This is the inaugural posting of my new blog AlphaBetaAsia. I am an investor and have been for a couple of decades, and the object of the blog is to share the benefit of my experience, at a time when investors need all the guidance that they can get. Although this blog will tend to be focused on Asia it will not be exclusively, as I have invested globally over my career. However Asia appeals to me as an investor due to the long term opportunities, and the chance to buy companies cheap, when sentiment swings too negative, as well as short/exit when the markets get too frothy.
Currently the lustre has well and truly been removed from China and India, the two big emerging economies in the region, and Japan looks like an old rusted bucket – dented and leaking. However in the world of investing nothing is ever perfect, and investing is rarely easy, yet there are always opportunities out there. Our job as investors is to go and find them.
Over the last 2 years it has been difficult generating genuine alpha as the market has been much more about gauging when to put risk on and when to take it off. This has largely been down to the global debt crisis, which keeps rearing its ugly head in peripheral Europe, but could actually pop up anywhere in the future – Japan, USA, UK, France etc etc. Tail hedges continue to be essential.
As I said generating alpha has been difficult, but it has not been impossible.
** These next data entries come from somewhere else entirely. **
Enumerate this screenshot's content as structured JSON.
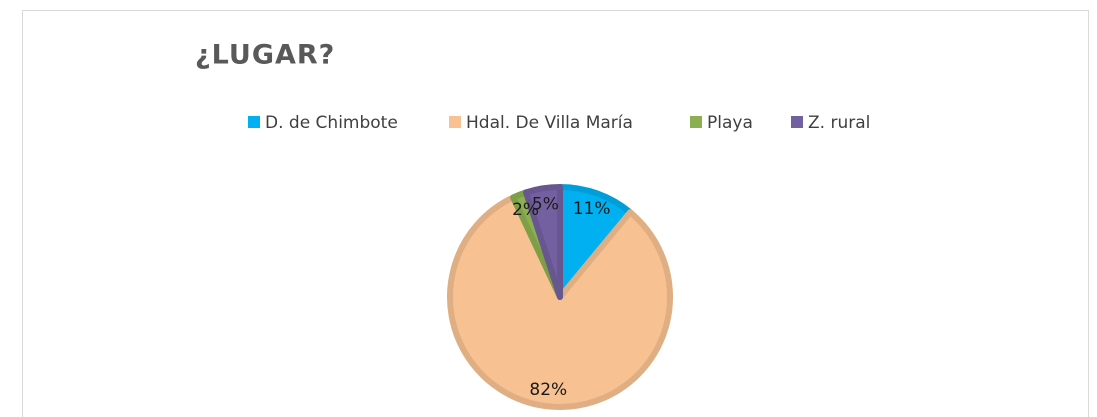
{
  "chart_data": {
    "type": "pie",
    "title": "¿LUGAR?",
    "categories": [
      "D. de Chimbote",
      "Hdal. De Villa María",
      "Playa",
      "Z. rural"
    ],
    "values": [
      11,
      82,
      2,
      5
    ],
    "value_labels": [
      "11%",
      "82%",
      "2%",
      "5%"
    ],
    "colors": [
      "#00b0f0",
      "#f8c191",
      "#8cb04f",
      "#7360a0"
    ],
    "legend": "top"
  }
}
Calbee (2229 JP) which has been one of my favourite discoveries of the last 18 months has been a great performer (+60% YTD), and it has performed fro all the right reasons – new management leading to improving margins, improving growth opportunities. The stock is too expensive now, so we do not need to own it, but it highlights the fact that there are opportunities.
However this does not get away from the fact that in this risk on/off environment, we need to manage the beta of our portfolio our investment objective should be to identify our alpha opportunity and it isolate it with a hedge, and then make a decision on whether we want risk on or off.